Following Person’s pioneering lead was James Ferraro who drew inspiration from the concept of 21st century consumerism to create the album “Far Side Ritual,” released in 2011. 

Then came the release of the successful vaporwave album “Floral Shoppe” in late 2011 by Macintosh Plus, which currently has more than a million views on YouTube.  

With such momentum, the album made the microgenre more approachable to new audiences with its most recognizable track “Lisa Frank 420,” a slowed down rework of Diana Ross’ “It’s Your Move,” which went viral, racking up over nine million views on YouTube. 

Vaporwave has an extremely distinguishable aesthetic characterized by its use of vintage computer imagery and its satirical appropriation of old media and the romanticizing of ’80s and ’90s consumerist culture. Common consumer imagery reflective of the time and desired design include Arizona Iced Tea, Fiji Water and video game cover arts, an example being Person’s “Eccojams Vol. 1” album cover featuring box art from the Sega Mega Drive game “Ecco the Dolphin.”  

The videos are recognizable by their production and editing, vintage VHS video quality, superimposed static lines with the music synced over a despondent backdrop. Greek imagery such as the use of Greco-Roman statues, busts and pillars are wildly prevalent, one of the most notable uses of them being their depiction on the cover of Macintosh Plus’ “Floral Shoppe.” Some have speculated and attributed the use of the architecture to be a nod to the garishness of the interior design of the ’80s and ’90s. 

Vaporwave also experienced somewhat of a cyber revival in the form of memes and parodies, succumbing to the irony-driven attitudes saturating the internet. 

 On Feb. 9, 2016, YouTuber Lucien Hughes uploaded “S U N D A Y S C H O O L,” a video of gloomily glitched Simpsons clips synched to “Teen Pregnancy” by vaporwave artist Blank Banshee.  

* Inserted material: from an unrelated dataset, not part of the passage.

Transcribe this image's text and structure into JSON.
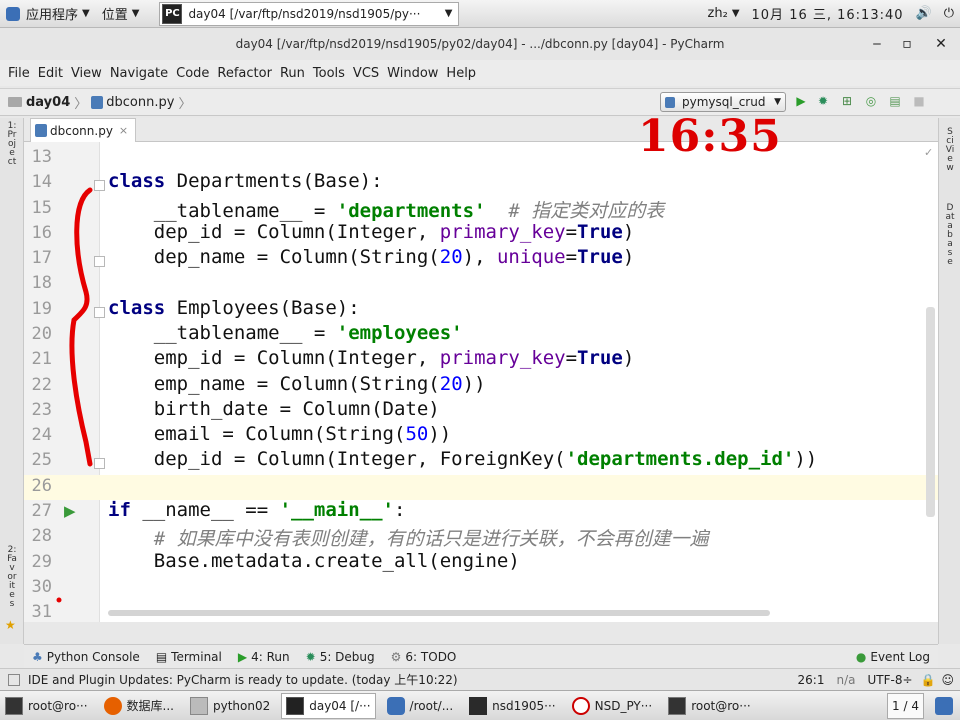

The spaced out, all caps typography is also another example of yet another staple of this microgenre. The video went viral, giving prominence to what would later be known as Simpsonswave. By marrying popular culture and the vaporwave aesthetic, Simpsonswave magnetized a whole new dimension of the genre, coalescing old nostalgia with the new.  

“Listening to vaporwave reminds me of going to Taco Bell as a kid and seeing its interior design of the ’90s,” said vaporwave enthusiast Jesus Hernandez. “It reminds me of re-watching your favorite VHS for like the hundredth time and noticing how the image quality gets worn down, but you keep re-watching it. It makes you want to go back.”  

With its overtones of nostalgia, vaporwave has lent itself to be established and remembered as a microgenre that uses the past to give to the future.